You should keep your hand elevated above the level of your heart for several days to avoid swelling and throbbing. Keep it propped up on a stack of pillows when sleeping or sitting up.
What should I expect during my rehabilitation?
A physical or occupational therapist will direct your recovery program. The time it takes to rehabilitate depends on the type of procedure used. Recovery takes up to three months after replacement with a prosthesis implant. Patients wear an arm-length cast with the thumb pointing out for about three weeks after this type of joint replacement surgery.
Patients are able to return to normal activity within three to five weeks after having spherical implant surgery. Recovery is faster because the procedure doesn't require the surgeon to disturb the tendons near the joint. Range-of-motion exercises can start within one week after surgery using the ceramic ball.

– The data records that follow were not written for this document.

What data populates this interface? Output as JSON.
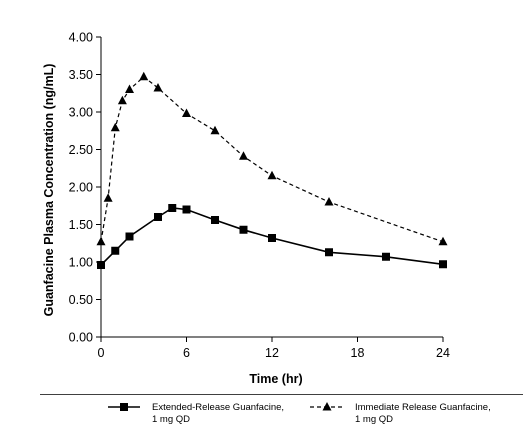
{
  "chart_data": {
    "type": "line",
    "title": "",
    "xlabel": "Time (hr)",
    "ylabel": "Guanfacine Plasma Concentration (ng/mL)",
    "xlim": [
      0,
      24
    ],
    "ylim": [
      0,
      4
    ],
    "x_ticks": [
      "0",
      "6",
      "12",
      "18",
      "24"
    ],
    "y_ticks": [
      "0.00",
      "0.50",
      "1.00",
      "1.50",
      "2.00",
      "2.50",
      "3.00",
      "3.50",
      "4.00"
    ],
    "grid": false,
    "legend_position": "bottom",
    "series": [
      {
        "name": "Extended-Release Guanfacine, 1 mg QD",
        "marker": "square",
        "line_style": "solid",
        "color": "#000000",
        "points": [
          {
            "x": 0,
            "y": 0.96
          },
          {
            "x": 1,
            "y": 1.15
          },
          {
            "x": 2,
            "y": 1.34
          },
          {
            "x": 4,
            "y": 1.6
          },
          {
            "x": 5,
            "y": 1.72
          },
          {
            "x": 6,
            "y": 1.7
          },
          {
            "x": 8,
            "y": 1.56
          },
          {
            "x": 10,
            "y": 1.43
          },
          {
            "x": 12,
            "y": 1.32
          },
          {
            "x": 16,
            "y": 1.13
          },
          {
            "x": 20,
            "y": 1.07
          },
          {
            "x": 24,
            "y": 0.97
          }
        ]
      },
      {
        "name": "Immediate Release Guanfacine, 1 mg QD",
        "marker": "triangle",
        "line_style": "dashed",
        "color": "#000000",
        "points": [
          {
            "x": 0,
            "y": 1.27
          },
          {
            "x": 0.5,
            "y": 1.85
          },
          {
            "x": 1,
            "y": 2.79
          },
          {
            "x": 1.5,
            "y": 3.15
          },
          {
            "x": 2,
            "y": 3.3
          },
          {
            "x": 3,
            "y": 3.47
          },
          {
            "x": 4,
            "y": 3.32
          },
          {
            "x": 6,
            "y": 2.98
          },
          {
            "x": 8,
            "y": 2.75
          },
          {
            "x": 10,
            "y": 2.41
          },
          {
            "x": 12,
            "y": 2.15
          },
          {
            "x": 16,
            "y": 1.8
          },
          {
            "x": 24,
            "y": 1.27
          }
        ]
      }
    ]
  },
  "legend": {
    "items": [
      {
        "line1": "Extended-Release Guanfacine,",
        "line2": "1 mg QD"
      },
      {
        "line1": "Immediate Release Guanfacine,",
        "line2": "1 mg QD"
      }
    ]
  }
}
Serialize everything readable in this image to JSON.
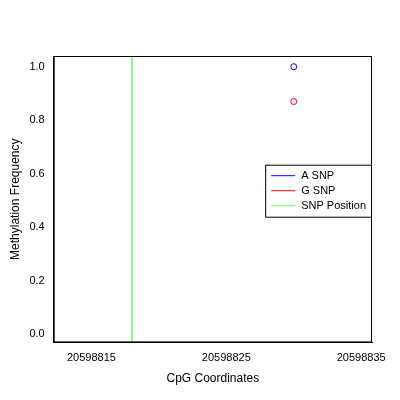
{
  "chart_data": {
    "type": "scatter",
    "xlabel": "CpG Coordinates",
    "ylabel": "Methylation Frequency",
    "x": [
      20598830
    ],
    "series": [
      {
        "name": "A SNP",
        "color": "#0000ff",
        "marker": "circle",
        "values": [
          1.0
        ]
      },
      {
        "name": "G SNP",
        "color": "#ff0000",
        "marker": "circle",
        "values": [
          0.87
        ]
      }
    ],
    "snp_position": {
      "name": "SNP Position",
      "color": "#66ff66",
      "x": 20598818
    },
    "xlim": [
      20598812.2,
      20598835.8
    ],
    "xticks": [
      20598815,
      20598825,
      20598835
    ],
    "ylim": [
      -0.03,
      1.04
    ],
    "yticks": [
      {
        "value": 0,
        "label": "0.0"
      },
      {
        "value": 0.2,
        "label": "0.2"
      },
      {
        "value": 0.4,
        "label": "0.4"
      },
      {
        "value": 0.6,
        "label": "0.6"
      },
      {
        "value": 0.8,
        "label": "0.8"
      },
      {
        "value": 1.0,
        "label": "1.0"
      }
    ],
    "legend": "right",
    "grid": false
  }
}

The first few physical therapy treatments will focus on controlling the pain and swelling from surgery. Heat treatments may be used. Your therapist may also use gentle massage and other hands-on treatments to ease muscle spasm and pain.
Then you'll begin gentle range-of-motion exercise. Strengthening exercises are used to give added stability around the thumb joint. You'll learn ways to grip and support items in order to do your tasks safely and with the least amount of stress on your thumb joint. As with any surgery, you need to avoid doing too much, too quickly.
Some of the exercises you'll do are designed get your hand and thumb working in ways that are similar to your work tasks and daily activities. Your therapist will help you find ways to do your tasks that don't put too much stress on your thumb joint. Before your therapy sessions end, your therapist will teach you a number of ways to avoid future problems.
Your therapist's goal is to help you keep your pain under control, improve your strength and range of motion, and regain your fine motor abilities with your hand and thumb. When you are well under way, regular visits to your therapist's office will end. Your therapist will continue to be a resource, but you will be in charge of doing your exercises as part of an ongoing home program.